What is a Spiritual Counselor?
I am going to reframe the idea of counselor for you. When you add spirit, you are no longer just a counselor, you are also a healer. Taking a cue from our Shaman, Hindu and Buddhist cousins, we are holistic in approach. We work with all five Lightbodies: physical, mental, emotional, etheric-karmic, and spiritual-soul. We have learned real healing cannot take place without addressing all these levels in some manner. We also work multi-dimensionally.
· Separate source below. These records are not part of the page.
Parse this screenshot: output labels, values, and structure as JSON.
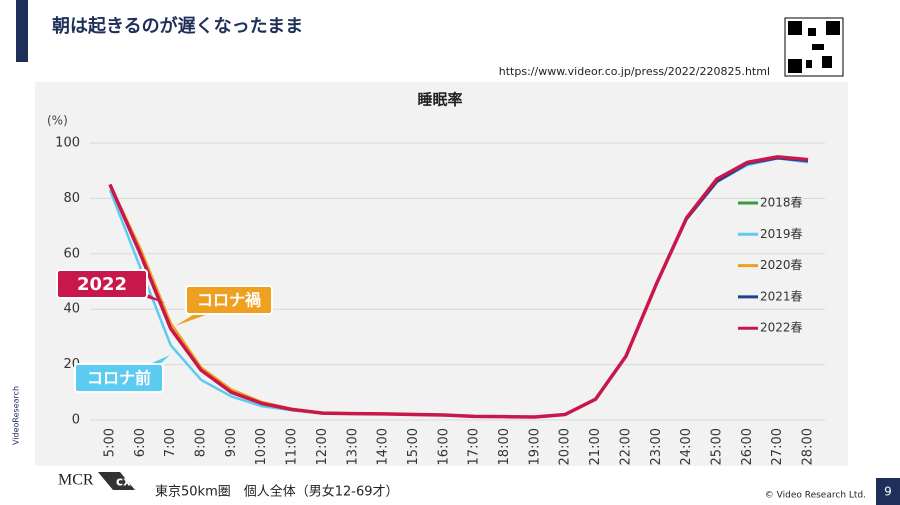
{
  "header": {
    "title": "朝は起きるのが遅くなったまま",
    "url": "https://www.videor.co.jp/press/2022/220825.html"
  },
  "chart_data": {
    "type": "line",
    "title": "睡眠率",
    "y_label": "(%)",
    "categories": [
      "5:00",
      "6:00",
      "7:00",
      "8:00",
      "9:00",
      "10:00",
      "11:00",
      "12:00",
      "13:00",
      "14:00",
      "15:00",
      "16:00",
      "17:00",
      "18:00",
      "19:00",
      "20:00",
      "21:00",
      "22:00",
      "23:00",
      "24:00",
      "25:00",
      "26:00",
      "27:00",
      "28:00"
    ],
    "ylim": [
      0,
      100
    ],
    "yticks": [
      0,
      20,
      40,
      60,
      80,
      100
    ],
    "series": [
      {
        "name": "2018春",
        "color": "#3a9a3a",
        "values": [
          85,
          60,
          33,
          18,
          10,
          6,
          3.8,
          2.5,
          2.3,
          2.2,
          2.0,
          1.8,
          1.3,
          1.2,
          1.1,
          2,
          7.5,
          23,
          49,
          73,
          86.5,
          92.5,
          94.5,
          93.5
        ]
      },
      {
        "name": "2019春",
        "color": "#5ccbf2",
        "values": [
          83,
          55,
          27,
          14.5,
          8.5,
          5,
          3.5,
          2.5,
          2.3,
          2.2,
          2.0,
          1.8,
          1.3,
          1.2,
          1.1,
          2,
          7.5,
          23,
          49,
          72.5,
          86,
          92,
          94.5,
          93
        ]
      },
      {
        "name": "2020春",
        "color": "#f0a020",
        "values": [
          85,
          62,
          35,
          19,
          11,
          6.5,
          4,
          2.6,
          2.4,
          2.3,
          2.1,
          1.9,
          1.4,
          1.2,
          1.1,
          2,
          7.5,
          23,
          49,
          73,
          87,
          93,
          95,
          94
        ]
      },
      {
        "name": "2021春",
        "color": "#1f3f8f",
        "values": [
          85,
          60,
          33,
          18,
          10,
          6,
          3.8,
          2.5,
          2.3,
          2.2,
          2.0,
          1.8,
          1.3,
          1.2,
          1.1,
          2,
          7.5,
          23,
          49,
          72.5,
          86,
          92.5,
          94.5,
          93.5
        ]
      },
      {
        "name": "2022春",
        "color": "#c8174a",
        "values": [
          85,
          60,
          33,
          18,
          10,
          6,
          3.8,
          2.5,
          2.3,
          2.2,
          2.0,
          1.8,
          1.3,
          1.2,
          1.1,
          2,
          7.5,
          23,
          49,
          73,
          87,
          93,
          95,
          94
        ]
      }
    ],
    "annotations": [
      "2022",
      "コロナ禍",
      "コロナ前"
    ]
  },
  "footer": {
    "logo": "MCR",
    "logo_sub": "cx",
    "note": "東京50km圏　個人全体（男女12-69才）",
    "copyright": "© Video Research Ltd.",
    "page": "9",
    "side": "VideoResearch"
  }
}
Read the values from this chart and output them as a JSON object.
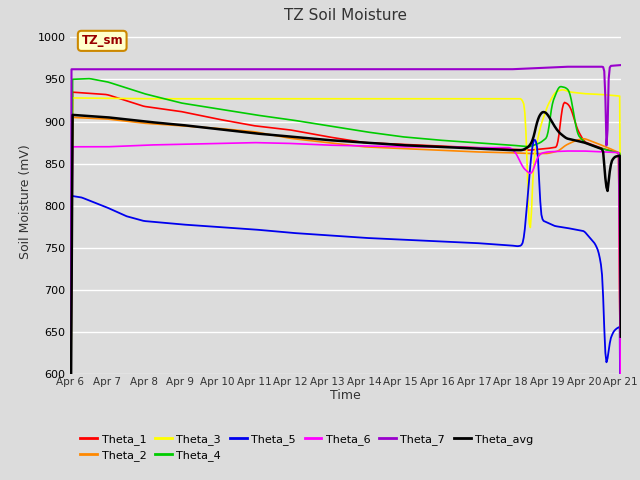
{
  "title": "TZ Soil Moisture",
  "xlabel": "Time",
  "ylabel": "Soil Moisture (mV)",
  "ylim": [
    600,
    1010
  ],
  "background_color": "#dcdcdc",
  "plot_bg": "#dcdcdc",
  "annotation_text": "TZ_sm",
  "annotation_box_color": "#ffffcc",
  "annotation_border_color": "#cc8800",
  "annotation_text_color": "#990000",
  "colors": {
    "Theta_1": "#ff0000",
    "Theta_2": "#ff8800",
    "Theta_3": "#ffff00",
    "Theta_4": "#00cc00",
    "Theta_5": "#0000ee",
    "Theta_6": "#ff00ff",
    "Theta_7": "#9900cc",
    "Theta_avg": "#000000"
  },
  "x_tick_labels": [
    "Apr 6",
    "Apr 7",
    "Apr 8",
    "Apr 9",
    "Apr 10",
    "Apr 11",
    "Apr 12",
    "Apr 13",
    "Apr 14",
    "Apr 15",
    "Apr 16",
    "Apr 17",
    "Apr 18",
    "Apr 19",
    "Apr 20",
    "Apr 21"
  ],
  "figsize": [
    6.4,
    4.8
  ],
  "dpi": 100
}
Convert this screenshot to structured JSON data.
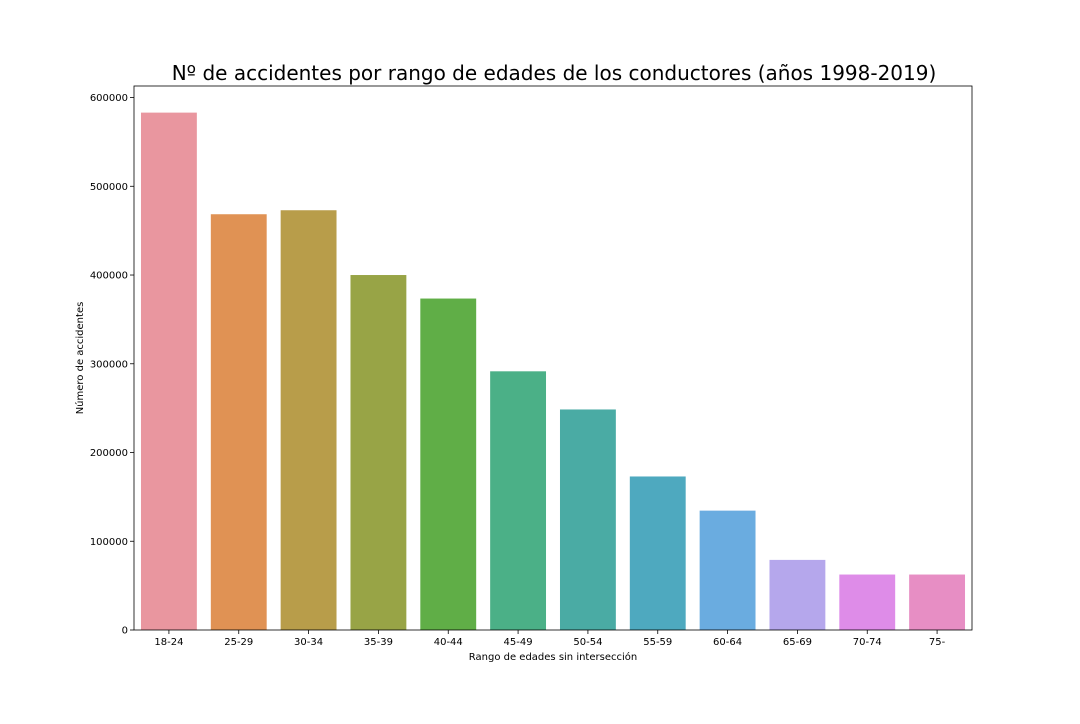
{
  "chart_data": {
    "type": "bar",
    "title": "Nº de accidentes por rango de edades de los conductores (años 1998-2019)",
    "xlabel": "Rango de edades sin intersección",
    "ylabel": "Número de accidentes",
    "categories": [
      "18-24",
      "25-29",
      "30-34",
      "35-39",
      "40-44",
      "45-49",
      "50-54",
      "55-59",
      "60-64",
      "65-69",
      "70-74",
      "75-"
    ],
    "values": [
      583000,
      468500,
      473000,
      400000,
      373500,
      291500,
      248500,
      173000,
      134500,
      79000,
      62500,
      62500
    ],
    "colors": [
      "#e9969f",
      "#e09254",
      "#b89d4a",
      "#98a446",
      "#60ae47",
      "#4bb087",
      "#4aaba4",
      "#4ea9bf",
      "#6aace0",
      "#b5a7ec",
      "#de8ce8",
      "#e78ec4"
    ],
    "ylim": [
      0,
      613000
    ],
    "yticks": [
      0,
      100000,
      200000,
      300000,
      400000,
      500000,
      600000
    ],
    "grid": false,
    "legend": "none"
  }
}
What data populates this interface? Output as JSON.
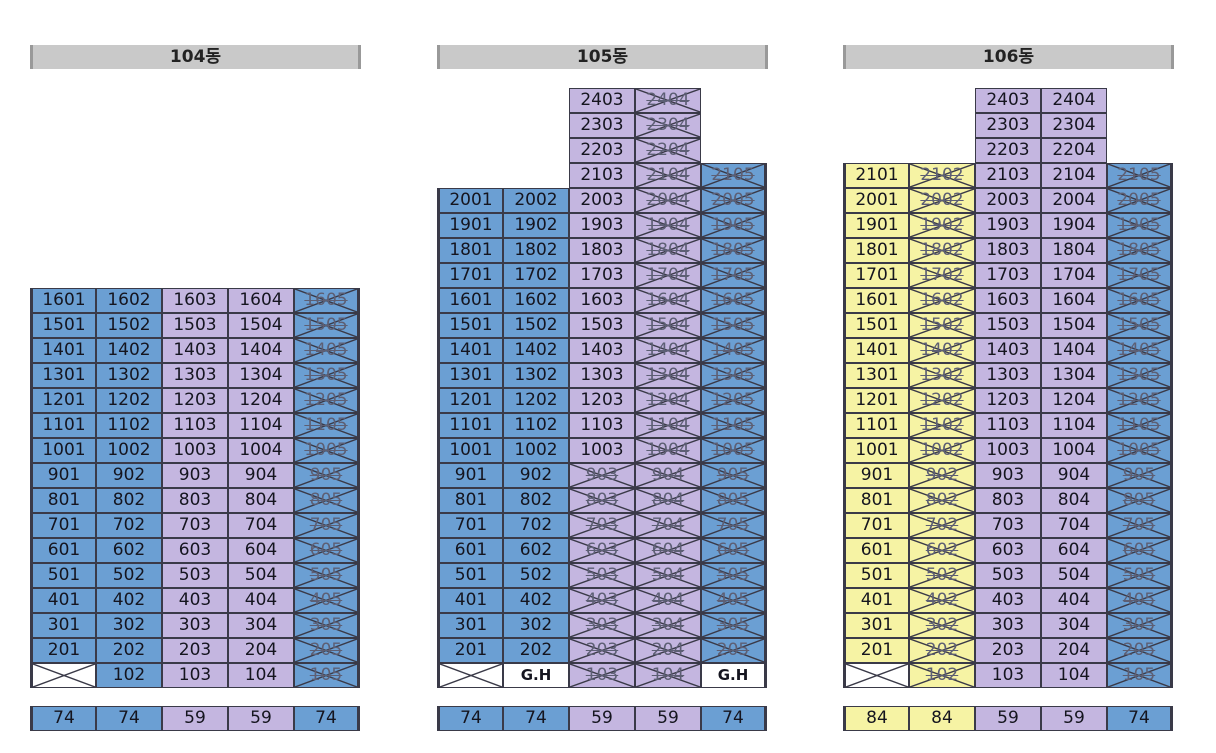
{
  "colors": {
    "type_a": "#6b9fd3",
    "type_b": "#c4b6e0",
    "type_c": "#f6f3a4",
    "guest": "#ffffff"
  },
  "buildings": [
    {
      "title": "104동",
      "columns": [
        {
          "unit": "01",
          "color": "blue",
          "top": 16,
          "crossed": [],
          "ground": {
            "kind": "x"
          }
        },
        {
          "unit": "02",
          "color": "blue",
          "top": 16,
          "crossed": [],
          "ground": {
            "kind": "unit",
            "label": "102"
          }
        },
        {
          "unit": "03",
          "color": "purple",
          "top": 16,
          "crossed": [],
          "ground": {
            "kind": "unit",
            "label": "103"
          }
        },
        {
          "unit": "04",
          "color": "purple",
          "top": 16,
          "crossed": [],
          "ground": {
            "kind": "unit",
            "label": "104"
          }
        },
        {
          "unit": "05",
          "color": "blue",
          "top": 16,
          "crossed": "all",
          "ground": {
            "kind": "unit",
            "label": "105",
            "crossed": true
          }
        }
      ],
      "sizes": [
        {
          "label": "74",
          "color": "blue"
        },
        {
          "label": "74",
          "color": "blue"
        },
        {
          "label": "59",
          "color": "purple"
        },
        {
          "label": "59",
          "color": "purple"
        },
        {
          "label": "74",
          "color": "blue"
        }
      ]
    },
    {
      "title": "105동",
      "columns": [
        {
          "unit": "01",
          "color": "blue",
          "top": 20,
          "crossed": [],
          "ground": {
            "kind": "x"
          }
        },
        {
          "unit": "02",
          "color": "blue",
          "top": 20,
          "crossed": [],
          "ground": {
            "kind": "gh",
            "label": "G.H"
          }
        },
        {
          "unit": "03",
          "color": "purple",
          "top": 24,
          "crossed": [
            2,
            3,
            4,
            5,
            6,
            7,
            8,
            9
          ],
          "ground": {
            "kind": "unit",
            "label": "103",
            "crossed": true
          }
        },
        {
          "unit": "04",
          "color": "purple",
          "top": 24,
          "crossed": "all",
          "ground": {
            "kind": "unit",
            "label": "104",
            "crossed": true
          }
        },
        {
          "unit": "05",
          "color": "blue",
          "top": 21,
          "crossed": "all",
          "ground": {
            "kind": "gh",
            "label": "G.H"
          }
        }
      ],
      "sizes": [
        {
          "label": "74",
          "color": "blue"
        },
        {
          "label": "74",
          "color": "blue"
        },
        {
          "label": "59",
          "color": "purple"
        },
        {
          "label": "59",
          "color": "purple"
        },
        {
          "label": "74",
          "color": "blue"
        }
      ]
    },
    {
      "title": "106동",
      "columns": [
        {
          "unit": "01",
          "color": "yellow",
          "top": 21,
          "crossed": [],
          "ground": {
            "kind": "x"
          }
        },
        {
          "unit": "02",
          "color": "yellow",
          "top": 21,
          "crossed": "all",
          "ground": {
            "kind": "unit",
            "label": "102",
            "crossed": true
          }
        },
        {
          "unit": "03",
          "color": "purple",
          "top": 24,
          "crossed": [],
          "ground": {
            "kind": "unit",
            "label": "103"
          }
        },
        {
          "unit": "04",
          "color": "purple",
          "top": 24,
          "crossed": [],
          "ground": {
            "kind": "unit",
            "label": "104"
          }
        },
        {
          "unit": "05",
          "color": "blue",
          "top": 21,
          "crossed": "all",
          "ground": {
            "kind": "unit",
            "label": "105",
            "crossed": true
          }
        }
      ],
      "sizes": [
        {
          "label": "84",
          "color": "yellow"
        },
        {
          "label": "84",
          "color": "yellow"
        },
        {
          "label": "59",
          "color": "purple"
        },
        {
          "label": "59",
          "color": "purple"
        },
        {
          "label": "74",
          "color": "blue"
        }
      ]
    }
  ]
}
It might surprise you, but spiritual counseling works with all major areas of therapy: individual, group, marriage, couples, and family therapy. A spiritual counselor also has a lot of tools in their healing toolbox. Many spiritual counselors are also hypnotherapists, Reiki Masters, Healing Touch practitioners (or follow similar healing modalities), as well as being certified in a variety of spiritual and healing practices (energy/chakra work, shamanic traditions, spiritual readings, past lives, sound healing, meditation, body work, mantras, and so on). My friend, Denise Walkingbird, is a shaman. I love her definition of what makes a shaman: “A shaman is someone who choreographs energy for the purposes of healing.” I think that works pretty well for spiritual counselors as well. Each spiritual counselor has their own individual toolbox, but all of them bring more than just talk therapy to the table. In finding their unique spiritual path, each counselor must discover the vantage point and modalities that work best for her/him.